Maryland’s Best Ice Cream Trail boosts visits to dairies and creameries in the state each summer.

By Marilyn Cummins | Photos By Edwin Remsberg

There’s just something special about getting a hand-dipped cone of your favorite ice cream right on the farm where it was made. And if that weren’t enough, you can win prizes for doing so. At least that’s the case in Maryland’s dairy country.

Emily Oberg contemplates her cone at Broom’s Bloom Dairy in Bel Air, Maryland, a stop on Maryland’s Best Ice Cream Trail.

Emily Oberg contemplates her cone at Broom’s Bloom Dairy in Bel Air, Maryland, a stop on Maryland’s Best Ice Cream Trail.

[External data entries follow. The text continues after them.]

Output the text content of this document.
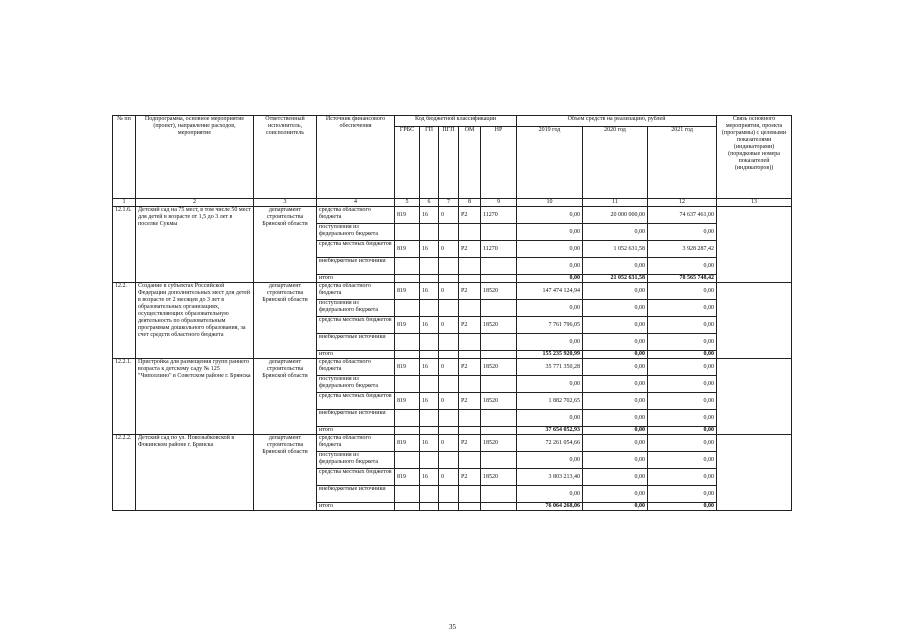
№ пп	Подпрограмма, основное мероприятие (проект), направление расходов, мероприятие	Ответственный исполнитель, соисполнитель	Источник финансового обеспечения	Код бюджетной классификации					Объем средств на реализацию, рублей			Связь основного мероприятия, проекта (программы) с целевыми показателями (индикаторами) (порядковые номера показателей (индикаторов))
				ГРБС	ГП	ПГП	ОМ	НР	2019 год	2020 год	2021 год	
1	2	3	4	5	6	7	8	9	10	11	12	13
12.1.6.	Детский сад на 75 мест, в том числе 50 мест для детей в возрасте от 1,5 до 3 лет в поселке Сукмы	департамент строительства Брянской области	средства областного бюджета	819	16	0	P2	11270	0,00	20 000 000,00	74 637 461,00	
			поступления из федерального бюджета						0,00	0,00	0,00	
			средства местных бюджетов	819	16	0	P2	11270	0,00	1 052 631,58	3 928 287,42	
			внебюджетные источники						0,00	0,00	0,00	
			итого						0,00	21 052 631,58	78 565 748,42	
12.2.	Создание в субъектах Российской Федерации дополнительных мест для детей в возрасте от 2 месяцев до 3 лет в образовательных организациях, осуществляющих образовательную деятельность по образовательным программам дошкольного образования, за счет средств областного бюджета	департамент строительства Брянской области	средства областного бюджета	819	16	0	P2	18520	147 474 124,94	0,00	0,00	
			поступления из федерального бюджета						0,00	0,00	0,00	
			средства местных бюджетов	819	16	0	P2	18520	7 761 796,05	0,00	0,00	
			внебюджетные источники						0,00	0,00	0,00	
			итого						155 235 920,99	0,00	0,00	
12.2.1.	Пристройка для размещения групп раннего возраста к детскому саду № 125 "Чиполлино" в Советском районе г. Брянска	департамент строительства Брянской области	средства областного бюджета	819	16	0	P2	18520	35 771 350,28	0,00	0,00	
			поступления из федерального бюджета						0,00	0,00	0,00	
			средства местных бюджетов	819	16	0	P2	18520	1 882 702,65	0,00	0,00	
			внебюджетные источники						0,00	0,00	0,00	
			итого						37 654 052,93	0,00	0,00	
12.2.2.	Детский сад по ул. Новозыбковской в Фокинском районе г. Брянска	департамент строительства Брянской области	средства областного бюджета	819	16	0	P2	18520	72 261 054,66	0,00	0,00	
			поступления из федерального бюджета						0,00	0,00	0,00	
			средства местных бюджетов	819	16	0	P2	18520	3 803 213,40	0,00	0,00	
			внебюджетные источники						0,00	0,00	0,00	
			итого						76 064 268,06	0,00	0,00	
35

Ice-cream enthusiasts and local-food fans can head out each summer to sample fresh-from-the-cow flavors along Maryland’s Best Ice Cream Trail, guided by a passport provided by the Maryland Department of Agriculture (MDA). Those who get a stamp from all nine creameries along the 290-mile route have a chance to be named “Maryland’s Ice Cream Trail Blazer” for that year.

And what are the prizes? A $50 gift certificate to their favorite creamery, a “Dishing Up Maryland” cookbook and a DVD of the “Maryland Farm & Harvest” public TV series. That makes sense, as the May-to-September promotion is designed to boost the dairy industry in the state as part of the Maryland’s Best Agriculture program.

While dairy contributes 10% of all farm cash receipts in the state of Maryland, the number of dairies in the state continues to decline—down from 500 in 2011 to 415 today. A 2015 analysis of the Maryland’s Best programs shows MDA’s marketing program has returned about $7.6 million in value to specialty crop growers overall.

The mission of the Maryland’s Best program is to link consumers with Maryland’s farmers and farms through its interactive website map and search engine, as well as special events and promotions like the ice cream trail, which began six years ago. On the website, www.marylandsbest.net, consumers can look for local Christmas tree and U-pick farms, farmers markets, wineries and, of course, dairies that make and sell their own ice cream and other products.

“Demand for local ag products remains high in Maryland, with more than 78% of consumers saying they want local,” says Mark Powell, chief of marketing and agribusiness development for the MDA. “The ice cream trail is a great way for us to meet that demand while giving much-needed support to the state’s dairy industry.”